Yeşim Ustaoğlu’nun yönetmeni olduğu bu 2004 yapımı filmde, 1900’lü yıllarda yaşanan savaşlarla birlikte göç etmeye zorlanan Rumlardan birinin yaşadığı yerde ve sonrasında çıktığı yolculuktaki hikayesini anlatmaktadır. Ana karakter olan Ayşe/Eleni karakteri, göç ettiği bölgede Ayşe isimli bir kimlikle yaşamaktadır. Ailesi ile ayrılmak durumunda kalan karakter, daha sonra Türk bir aile ile yaşamaya başlar. Bu ailede ilerleyen zamanlarda sadece ablası ve kendisi kaldıktan sonra ablası vefat eden Ayşe’nin o zamana kadar yaşadıkları, hayatının devamında yapacakları için bir dönüm noktası olur. Filmin açılışının nüfus sayımlarıyla olması da Ayşe’nin yaşadığı dönemde devam eden ve buradaki kimliğinin sadece filmin bir başlangıcı olduğunu ve karakterin öyküsünün ardındakileri ifade eder.
Bulutları beklerken, hikâyeyi çevrelerken mekanları, manzaraları, sesleri bakımından Ustaoğlu’nun diğer filmlerinde de görülebileceği üzere kendi tekniğini yansıtmaktadır. Ayşe/Eleni’nin günlük yaşamı anlatılırken manzara ve yerler sıkça kullanılmış, karakterin ve filmin sessizliği ise duygu yoğunluğunu ifade etmekte anlam kazanmıştır.
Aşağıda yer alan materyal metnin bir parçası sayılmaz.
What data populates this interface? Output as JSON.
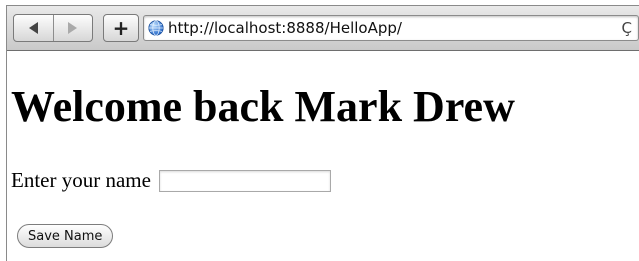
{
  "browser": {
    "url": "http://localhost:8888/HelloApp/",
    "add_label": "+",
    "reload_glyph": "Ç",
    "icons": {
      "back": "back-arrow-icon",
      "forward": "forward-arrow-icon",
      "site": "globe-icon",
      "reload": "reload-icon"
    }
  },
  "page": {
    "heading": "Welcome back Mark Drew",
    "form": {
      "name_label": "Enter your name",
      "name_value": "",
      "submit_label": "Save Name"
    }
  }
}
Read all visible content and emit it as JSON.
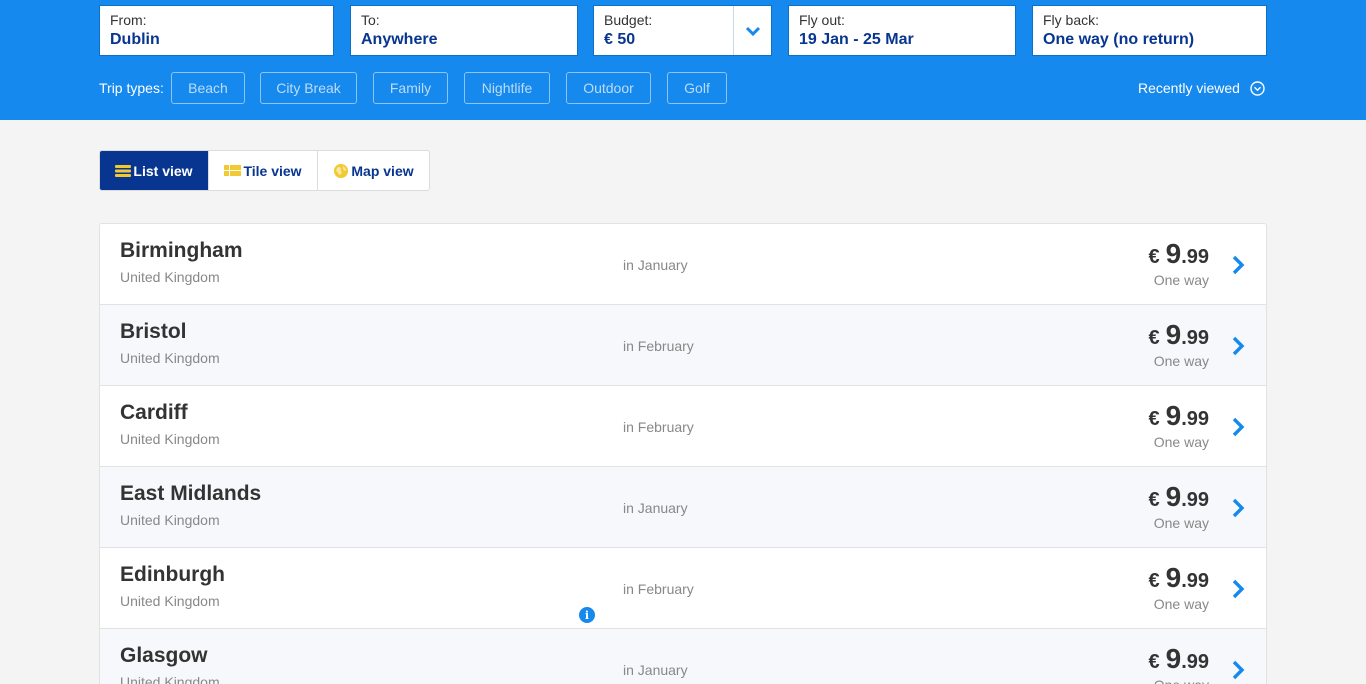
{
  "search": {
    "from_label": "From:",
    "from_value": "Dublin",
    "to_label": "To:",
    "to_value": "Anywhere",
    "budget_label": "Budget:",
    "budget_value": "€ 50",
    "flyout_label": "Fly out:",
    "flyout_value": "19 Jan - 25 Mar",
    "flyback_label": "Fly back:",
    "flyback_value": "One way (no return)"
  },
  "trip_types": {
    "label": "Trip types:",
    "chips": [
      "Beach",
      "City Break",
      "Family",
      "Nightlife",
      "Outdoor",
      "Golf"
    ]
  },
  "recently_viewed": "Recently viewed",
  "views": {
    "list": "List view",
    "tile": "Tile view",
    "map": "Map view",
    "active": "list"
  },
  "results": [
    {
      "city": "Birmingham",
      "country": "United Kingdom",
      "month": "in January",
      "currency": "€",
      "price_int": "9",
      "price_dec": ".99",
      "fare_type": "One way",
      "has_info": false
    },
    {
      "city": "Bristol",
      "country": "United Kingdom",
      "month": "in February",
      "currency": "€",
      "price_int": "9",
      "price_dec": ".99",
      "fare_type": "One way",
      "has_info": false
    },
    {
      "city": "Cardiff",
      "country": "United Kingdom",
      "month": "in February",
      "currency": "€",
      "price_int": "9",
      "price_dec": ".99",
      "fare_type": "One way",
      "has_info": false
    },
    {
      "city": "East Midlands",
      "country": "United Kingdom",
      "month": "in January",
      "currency": "€",
      "price_int": "9",
      "price_dec": ".99",
      "fare_type": "One way",
      "has_info": false
    },
    {
      "city": "Edinburgh",
      "country": "United Kingdom",
      "month": "in February",
      "currency": "€",
      "price_int": "9",
      "price_dec": ".99",
      "fare_type": "One way",
      "has_info": true
    },
    {
      "city": "Glasgow",
      "country": "United Kingdom",
      "month": "in January",
      "currency": "€",
      "price_int": "9",
      "price_dec": ".99",
      "fare_type": "One way",
      "has_info": false
    }
  ],
  "colors": {
    "header_blue": "#1589ee",
    "navy": "#073590",
    "accent_yellow": "#f1c933"
  },
  "icons": {
    "budget_toggle": "chevron-down-icon",
    "recently_viewed": "chevron-circle-down-icon",
    "list_view": "list-icon",
    "tile_view": "tile-icon",
    "map_view": "globe-icon",
    "info": "info-icon",
    "row_arrow": "chevron-right-icon"
  }
}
Ayşe Anadolu’da birlikte yaşadığı ablasını kaybedince içsel bir keşfe ve geçmişe doğru bir değerlendirme yapmaya başlar. Bu tasvirler içinde karakterin ev içindeki hareketleri, mekanlara ve manzaralara karşı sessizlikle bakışıyla verilmek istenen duygular gösterilir. Hikayesinin ilerleyen bölümlerinde yaşadığı bölgeye gelen bir Yunan ile kendi dillerinde iletişim kuran karakter, daha sonrasında içinde yüzleşmeye başladığı olaylar ile yolculuğuna başlar. Küçükken ailesinin yanından ayrılıp bırakmak zorunda kaldığı kardeşini, Nico’yu bulmak için Yunanistan’a giden Ayşe/Eleni, Nico’yu bulduğunda geçen zamanların ardından beklediği gibi bir tepkiyle karşılaşmaz. Kardeşinin yaklaşımı kırıcı olsa da kardeşinin eşiyle anlaşır. Daha sonra o bölgede bir gezintiye çıkan ve geçmişi anımsayan Eleni, bu yerde bir Madam ile karşılaşır ve iki karakter arasındaki benzerlikler yansıtılır. Bu benzerlik iki karakterin de hayatlarını seçemeden yaşadığı bir hikâyeyi resmeder. Daha sonrasında ise Nico ve Eleni birlikte görülürken filmin sonu gelir. Film bu anlamda sonra olacakları kendi özünde sonlandırır belki ama yorumlamaya da müsait bir pencere bırakır.
Filmde işlenen olgular karakterin etrafında da gelişen kimlik, öteki olgularını içerdiği gibi yaşadığı çevreye dair mesajlar da vermektedir. Aynı zamanda film içindeki çevreden gelenekçi izlere rastlamak mümkündür. Ayşe bu geleneksel, toplumsal rollerin işlendiği kırsal bölgedeki karmaşanın ve birliğin ötesinde, topluluktan ayrı halde bulunmaktadır. Onu kökeni mi, yoksa kendi iç hesaplaşması mı bu sosyal yapıdan uzaklaştırmıştır diye düşünürken bastırdığı kimliğinin farkındalığı ile oradan ayrılmıştır. Ayşe/Eleni’nin kendi yolculuğuna çıkmadan önce bulunduğu yer, gelenekçi toplum normlarının izlerinin görüldüğü bir özelliğe sahip olması ve bu olguların bireylere yerleşmiş olması gerçek hayata yakın bir biçimde yansıtılmıştır. Ayşe ise yaşadığı bölgede bu yapıyı sessizliği ve mesafesi ile ifade etmiştir. Görsel olarak sisli, yağmurlu bir mekân tasviri işlenmesi ise karakterin iç karmaşasını anlatmak için desteklenen bir etken olmuştur. Ondaki bireysellik, öteki olmanın izleri ve kendi iç dünyasını keşfetme mücadelesi, izleyiciyi Bulutları Beklerken yolculuğuna davet etmektedir.